I am trying to get a set of rules in my head that will predict any polymorphic situation. This may take a while! In the above example, I was thinking like this: if pointer of type B points to derived object C, the call B->f2 doesn't care about C::f2 because B::f2 is not virtual, so it doesn't look for any overriding functions in the C object that B is pointing to. Hence B->f2 shows B:f2. Same with call A->f2, A::f2 not virtual so A->f2 calls A::f2 even though there is in derived C a C::f2 and A is actually pointing to a C object. So far, so good, my little rule works.
But then I see B->f1 goes to the overriding C->f1, even though B::f1 is not declared as virtual. Given, it is a bad idea to mask B::f1 with C::f1, but I would not predict B->f1 would go to C->f1, especially since A-f2 does not go to C->f2.
I think I'm going to have to completely understand what happens in V tables to really understand polymorphism?
I did not know this, learned something new again. So even though B::f1 does not inherit any part of the function logic in the body of A::f1, it DOES inherit the "virtual" attribute of A::f1. And that virtual attribute will propagate down through all derived, derived of derived, etc... classes, even if none of them are declared as virtual.

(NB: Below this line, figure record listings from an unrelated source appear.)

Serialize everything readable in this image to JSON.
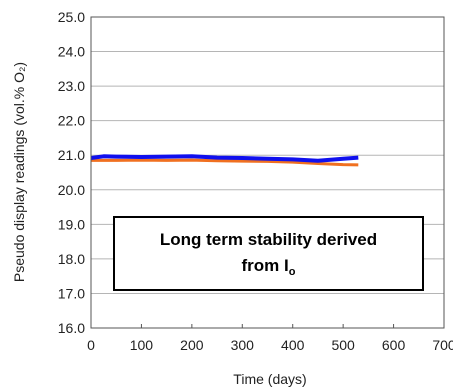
{
  "chart_data": {
    "type": "line",
    "title": "",
    "xlabel": "Time (days)",
    "ylabel": "Pseudo display readings (vol.% O₂)",
    "xlim": [
      0,
      700
    ],
    "ylim": [
      16.0,
      25.0
    ],
    "x_ticks": [
      "0",
      "100",
      "200",
      "300",
      "400",
      "500",
      "600",
      "700"
    ],
    "y_ticks": [
      "16.0",
      "17.0",
      "18.0",
      "19.0",
      "20.0",
      "21.0",
      "22.0",
      "23.0",
      "24.0",
      "25.0"
    ],
    "grid": "horizontal",
    "series": [
      {
        "color": "#f07020",
        "x": [
          0,
          50,
          100,
          150,
          200,
          250,
          300,
          350,
          400,
          450,
          500,
          530
        ],
        "y": [
          20.85,
          20.85,
          20.86,
          20.85,
          20.86,
          20.84,
          20.83,
          20.82,
          20.8,
          20.76,
          20.73,
          20.72
        ]
      },
      {
        "color": "#1010ee",
        "x": [
          0,
          25,
          50,
          100,
          150,
          200,
          250,
          300,
          350,
          400,
          450,
          500,
          530
        ],
        "y": [
          20.92,
          20.97,
          20.96,
          20.95,
          20.96,
          20.97,
          20.93,
          20.92,
          20.9,
          20.88,
          20.84,
          20.9,
          20.93
        ]
      }
    ],
    "annotation": {
      "line1": "Long term stability derived",
      "line2_prefix": "from I",
      "line2_subscript": "o"
    }
  }
}
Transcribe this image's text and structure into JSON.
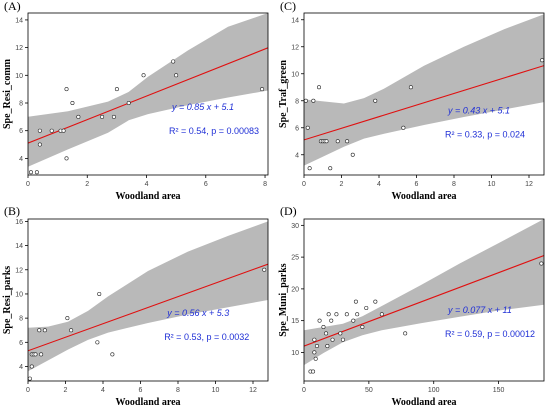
{
  "chart_data": [
    {
      "type": "scatter",
      "panel": "(A)",
      "xlabel": "Woodland area",
      "ylabel": "Spe_Resi_comm",
      "xlim": [
        0,
        8.1
      ],
      "ylim": [
        2.8,
        14.5
      ],
      "xticks": [
        0,
        2,
        4,
        6,
        8
      ],
      "yticks": [
        4,
        6,
        8,
        10,
        12,
        14
      ],
      "points": {
        "x": [
          0.1,
          0.3,
          0.4,
          0.4,
          0.8,
          1.1,
          1.2,
          1.3,
          1.3,
          1.5,
          1.7,
          2.5,
          2.9,
          3.0,
          3.4,
          3.9,
          4.9,
          5.0,
          7.9
        ],
        "y": [
          3,
          3,
          6,
          5,
          6,
          6,
          6,
          9,
          4,
          8,
          7,
          7,
          7,
          9,
          8,
          10,
          11,
          10,
          9
        ]
      },
      "fit": {
        "slope": 0.85,
        "intercept": 5.1
      },
      "band": {
        "x": [
          0,
          1.35,
          2.7,
          3.4,
          4.05,
          5.4,
          6.75,
          8.1
        ],
        "lower": [
          3.4,
          4.65,
          5.85,
          6.75,
          7.2,
          7.85,
          8.4,
          8.9
        ],
        "upper": [
          7.0,
          7.4,
          8.1,
          8.8,
          9.9,
          11.8,
          13.5,
          14.5
        ]
      },
      "equation": "y = 0.85 x + 5.1",
      "stats": "R² = 0.54,  p = 0.00083"
    },
    {
      "type": "scatter",
      "panel": "(C)",
      "xlabel": "Woodland area",
      "ylabel": "Spe_Traf_green",
      "xlim": [
        0,
        12.8
      ],
      "ylim": [
        2.5,
        14.5
      ],
      "xticks": [
        0,
        2,
        4,
        6,
        8,
        10,
        12
      ],
      "yticks": [
        4,
        6,
        8,
        10,
        12,
        14
      ],
      "points": {
        "x": [
          0.1,
          0.2,
          0.3,
          0.5,
          0.8,
          0.9,
          1.0,
          1.1,
          1.2,
          1.4,
          1.8,
          2.3,
          2.6,
          3.8,
          5.3,
          5.7,
          12.7
        ],
        "y": [
          8,
          6,
          3,
          8,
          9,
          5,
          5,
          5,
          5,
          3,
          5,
          5,
          4,
          8,
          6,
          9,
          11
        ]
      },
      "fit": {
        "slope": 0.43,
        "intercept": 5.1
      },
      "band": {
        "x": [
          0,
          2.13,
          3.2,
          4.27,
          6.4,
          8.53,
          10.67,
          12.8
        ],
        "lower": [
          3.2,
          4.6,
          5.2,
          5.55,
          6.2,
          6.8,
          7.35,
          7.9
        ],
        "upper": [
          8.1,
          7.8,
          8.2,
          8.9,
          10.6,
          12.0,
          13.3,
          14.4
        ]
      },
      "equation": "y = 0.43 x + 5.1",
      "stats": "R² = 0.33,  p = 0.024"
    },
    {
      "type": "scatter",
      "panel": "(B)",
      "xlabel": "Woodland area",
      "ylabel": "Spe_Resi_parks",
      "xlim": [
        0,
        12.8
      ],
      "ylim": [
        2.8,
        16.2
      ],
      "xticks": [
        0,
        2,
        4,
        6,
        8,
        10,
        12
      ],
      "yticks": [
        4,
        6,
        8,
        10,
        12,
        14,
        16
      ],
      "points": {
        "x": [
          0.1,
          0.2,
          0.2,
          0.3,
          0.4,
          0.6,
          0.7,
          0.9,
          2.1,
          2.3,
          3.7,
          3.8,
          4.5,
          12.6
        ],
        "y": [
          3,
          5,
          4,
          5,
          5,
          7,
          5,
          7,
          8,
          7,
          6,
          10,
          5,
          12
        ]
      },
      "fit": {
        "slope": 0.56,
        "intercept": 5.3
      },
      "band": {
        "x": [
          0,
          1.07,
          2.13,
          3.2,
          4.27,
          6.4,
          8.53,
          10.67,
          12.8
        ],
        "lower": [
          3.6,
          4.5,
          5.4,
          6.2,
          6.8,
          7.6,
          8.3,
          8.9,
          9.5
        ],
        "upper": [
          7.2,
          7.3,
          7.7,
          8.6,
          9.8,
          11.9,
          13.5,
          14.8,
          16.0
        ]
      },
      "equation": "y = 0.56 x + 5.3",
      "stats": "R² = 0.53,  p = 0.0032"
    },
    {
      "type": "scatter",
      "panel": "(D)",
      "xlabel": "Woodland area",
      "ylabel": "Spe_Muni_parks",
      "xlim": [
        0,
        185
      ],
      "ylim": [
        5.5,
        31
      ],
      "xticks": [
        0,
        50,
        100,
        150
      ],
      "yticks": [
        10,
        15,
        20,
        25,
        30
      ],
      "points": {
        "x": [
          5,
          7,
          8,
          8,
          9,
          10,
          12,
          15,
          17,
          18,
          19,
          21,
          22,
          25,
          28,
          30,
          33,
          38,
          40,
          41,
          45,
          48,
          55,
          60,
          78,
          183
        ],
        "y": [
          7,
          7,
          12,
          10,
          9,
          11,
          15,
          14,
          13,
          11,
          16,
          15,
          12,
          16,
          13,
          12,
          16,
          15,
          18,
          16,
          14,
          17,
          18,
          16,
          13,
          24
        ]
      },
      "fit": {
        "slope": 0.077,
        "intercept": 11
      },
      "band": {
        "x": [
          0,
          15,
          30,
          45,
          60,
          90,
          120,
          150,
          185
        ],
        "lower": [
          8.0,
          9.9,
          11.6,
          12.7,
          13.5,
          14.6,
          15.6,
          16.6,
          17.5
        ],
        "upper": [
          13.5,
          14.0,
          14.5,
          15.7,
          17.3,
          20.6,
          24.0,
          27.2,
          31.0
        ]
      },
      "equation": "y = 0.077 x + 11",
      "stats": "R² = 0.59,  p = 0.00012"
    }
  ]
}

Is there anything else a derived function can inherit from a virtual base class function of same name and argument list, if both have different 'body of the function' definitions (other than "virtual")?
No, the derived class gets from its base class the declaration of the virtual function (name and argument types) which remains virtual and, if missing, it also has the same body as the base class.